Verses 27 – 30 – These verses are connected to those who seek to do what they have deemed to be right. Those who always keep trouble stirred, or “dug up”; seeking to cause strife among others.
16:27–30 These proverbs address people who cause problems. People who are worthless (v. 27), dishonest (vv. 28; 16:30), or violent (v. 29) negatively affect those around them. They bring evil by tempting and dividing those who associate with them. From FAITHLIFE Study Bible online
We are warned about some of these things in the New Testament as well. The qualifications for the pastor includes “No striker”, and “Not a brawler” (1 Timothy 3:3); and we are warned of the “works of the flesh” in Galations 5:19-21.
Verses 31 – The gray haired individual is considered by some to be weak; however, the one who is in the way of righteousness, and his hair is a “crown of glory”. Gray hair is often associated with age, and wisdom. Proverbs 17:6; 20:29. Also see Proverbs 3:1, 2.
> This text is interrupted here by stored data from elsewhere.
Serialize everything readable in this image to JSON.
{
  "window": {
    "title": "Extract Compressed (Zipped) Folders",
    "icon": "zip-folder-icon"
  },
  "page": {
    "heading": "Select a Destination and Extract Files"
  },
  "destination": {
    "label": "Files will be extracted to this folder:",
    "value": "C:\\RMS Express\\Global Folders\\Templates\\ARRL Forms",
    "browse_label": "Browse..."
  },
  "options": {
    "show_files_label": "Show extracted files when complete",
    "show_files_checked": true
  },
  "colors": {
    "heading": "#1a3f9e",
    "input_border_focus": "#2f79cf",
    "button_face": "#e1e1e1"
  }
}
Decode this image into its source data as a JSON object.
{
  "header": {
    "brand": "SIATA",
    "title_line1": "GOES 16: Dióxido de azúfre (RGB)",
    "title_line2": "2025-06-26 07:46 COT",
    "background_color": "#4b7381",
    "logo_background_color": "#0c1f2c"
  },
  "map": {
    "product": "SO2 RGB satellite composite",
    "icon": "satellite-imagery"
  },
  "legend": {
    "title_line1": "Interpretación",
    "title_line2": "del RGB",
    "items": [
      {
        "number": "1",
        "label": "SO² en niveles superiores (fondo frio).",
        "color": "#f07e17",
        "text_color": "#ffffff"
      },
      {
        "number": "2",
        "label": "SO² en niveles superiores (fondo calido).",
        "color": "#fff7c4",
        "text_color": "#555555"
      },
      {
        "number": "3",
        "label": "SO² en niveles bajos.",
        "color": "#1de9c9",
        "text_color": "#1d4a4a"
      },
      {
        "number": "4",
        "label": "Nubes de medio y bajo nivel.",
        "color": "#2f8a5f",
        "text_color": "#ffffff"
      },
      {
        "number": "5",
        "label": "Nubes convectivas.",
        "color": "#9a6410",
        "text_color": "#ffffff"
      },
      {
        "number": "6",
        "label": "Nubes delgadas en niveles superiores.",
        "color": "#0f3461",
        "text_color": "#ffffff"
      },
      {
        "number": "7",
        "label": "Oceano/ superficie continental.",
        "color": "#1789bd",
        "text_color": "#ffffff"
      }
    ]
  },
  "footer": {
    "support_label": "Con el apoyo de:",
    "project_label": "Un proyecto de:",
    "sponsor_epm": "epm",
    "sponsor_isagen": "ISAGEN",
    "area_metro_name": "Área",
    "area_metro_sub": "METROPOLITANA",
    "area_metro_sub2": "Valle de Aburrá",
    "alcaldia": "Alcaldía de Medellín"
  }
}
“Thou shalt rise up before the hoary head, and honour the face of the old man, and fear thy God: I am the LORD.” Leviticus 19:32
We are told by history that the young men were to rise from their seated position when an older man passed within a distance of four cubits (From John Gills commentary of Lev. 19:32)
Verse 32 – Mighty men can take a city by force; but a man, slow to anger, has conquered himself, and can lead a city in the way of righteousness.
He that is slow to anger is better than the mighty,…. Than a mighty warrior or conqueror; as Alexander who conquered his enemies, and even all the world, and yet in his wrath slew his best friends: a man that is slow to anger is esteemed by the Lord, respected by men, and is happy in himself; and is preferable to the strongest man that is not master of himself and of his passions;
and he that ruleth his spirit than he that taketh a city; one that has the command of his temper, that can govern himself, and not suffer his passions to exceed due bounds, is superior in strength to him that can storm a castle or take a fortified city; it is easier to do the one than the other; courage of mind joined with wisdom, and assisted by a proper number of persons, may do the one; but it requires the grace of God, and the assistance of his spirit, thoroughly to do the other. Cicero says (t), in all ages
“fewer men are found who conquer their own lusts than that overcome the armies of enemies.”
From John Gill e-Sword
Verse 33 – “Casting lots” was the toss sometimes of multi colored stones, and the lay of the stones determined the outcome of the decision to be made. It could be similar to a vote, the toss of a coin, or the roll of the dice. We must realize that this be done with prayer and trust that the LORD will show His direction. It is in no way associated with gambling, games of chance.